Dans votre dernier livre Revoir Igloolik (1), pourquoi dénoncez-vous certaines positions européennes pour la défense de l’environnement ?

En matière environnemental, nombre de décisions sont prises sans que les coûts économiques et sociaux aient été pris en compte. Les agriculteurs français le savent bien, mais des décisions majeures en matière industrielle sont également prises sur des bases purement idéologiques. Un cas typique est l’interdiction de la production de voitures à moteurs classiques à partir de 2035. On oublie que les soi-disant voitures à « zéro émission » roulent au charbon les jours sans vent en Allemagne et que la fabrication d’une voiture électrique émet environ deux fois plus de CO2 que celle d’un véhicule classique. Pour obtenir un bilan carbone positif, les estimations du nombre de kilomètres à faire varient entre 30 000 et 300 000 km selon les calculs… On peut faire dire ce que l’on veut à ces chiffres. Le seul point clair est que le bilan carbone des véhicules légers, électriques ou classiques, est positif. Il devient négatif pour les véhicules lourds. La commission aurait donc mieux fait de pénaliser les voitures suivant leur poids. L’arrêt de la production de voitures classiques va provoquer une catastrophe pour l’emploi industriel en Europe. 

Comment sont abordées les questions écologiques en Afrique subsaharienne où vous avez œuvré pendant des années ?

Dans les pays pauvres où j’ai travaillé, les dirigeants vont d’une urgence à l’autre.
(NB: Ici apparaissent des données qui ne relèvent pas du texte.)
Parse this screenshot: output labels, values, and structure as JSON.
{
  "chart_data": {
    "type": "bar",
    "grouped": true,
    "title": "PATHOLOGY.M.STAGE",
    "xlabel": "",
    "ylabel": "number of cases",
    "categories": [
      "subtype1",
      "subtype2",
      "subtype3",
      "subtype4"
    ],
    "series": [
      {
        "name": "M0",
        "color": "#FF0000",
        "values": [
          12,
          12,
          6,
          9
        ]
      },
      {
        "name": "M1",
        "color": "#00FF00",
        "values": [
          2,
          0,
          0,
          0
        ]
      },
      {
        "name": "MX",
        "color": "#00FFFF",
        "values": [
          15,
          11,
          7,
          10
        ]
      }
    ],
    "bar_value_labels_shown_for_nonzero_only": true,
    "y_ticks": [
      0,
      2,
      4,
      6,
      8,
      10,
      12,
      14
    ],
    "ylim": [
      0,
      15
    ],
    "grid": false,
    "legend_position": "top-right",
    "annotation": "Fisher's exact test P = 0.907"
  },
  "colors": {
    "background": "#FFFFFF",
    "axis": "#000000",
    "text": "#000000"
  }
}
Les questions environnementales sont le plus souvent perçues comme des problèmes de moyen terme, relayés au second plan. Sauf bien sûr lorsque la catastrophe est déjà majeure comme la désertification ou la montée des eaux.

Dans votre précédent livre, Africanistan, vous indiquez qu’en agriculture, les discours masquent souvent l’inaction. Que voulez-vous dire ?

Le nombre de conférences auxquelles j’ai assisté sur le thème de l’agriculture défie toute estimation. Pourtant, dans les pays où plus de la moitié de la population vit de l’agriculture, les budgets nationaux consacrés au secteur agricole dépassent rarement 6 à 8 % des dépenses budgétaires totales. La paysannerie est oubliée et n’a pas de pouvoir politique. Au Sahel, où la population double tous les 20 ans, faute d’investissements dans le secteur rural et faute d’espoir, les jeunes prennent la Kalashnikov. Cette première explication de la crise sécuritaire n’est pas la seule. La faim dans le monde n’est pas un problème agricole mais une question politique, liée à des choix budgétaires inappropriés, réalisés au mépris des paysans. En Afrique, il est frappant de voir que la carte des crises alimentaires recouvre avec précision celle des conflits. Regardez le cas de l’Ethiopie. La faim est une arme de guerre.

Comment les agriculteurs sont-ils pris à partie ?

L’insécurité fait que les paysans se réfugient dans les villes, n’osent plus aller dans leurs champs, sont rançonnés ou égorgés sur les routes. Cela dit, l’argent ne règle pas tout. Les problèmes de techniques agricoles sont compliqués dans la plupart de ces pays, et exigent des approches très fines, à l’échelle sous régionale. Mais outre la faible productivité du travail agricole, on se rend vite compte que les blocages se situent le plus souvent au niveau de l’environnement économique des paysans. Les routes sont impraticables en saison des pluies, le stockage est lamentable, les intrants ne sont pas disponibles au bon moment... Résoudre ces questions est parfois impossible sans une très forte volonté politique…

(1) Serge Michaïlof est l’auteur en particulier de Revoir Igloolik (Nuvis 2023), Africanistan (Fayard, 2015).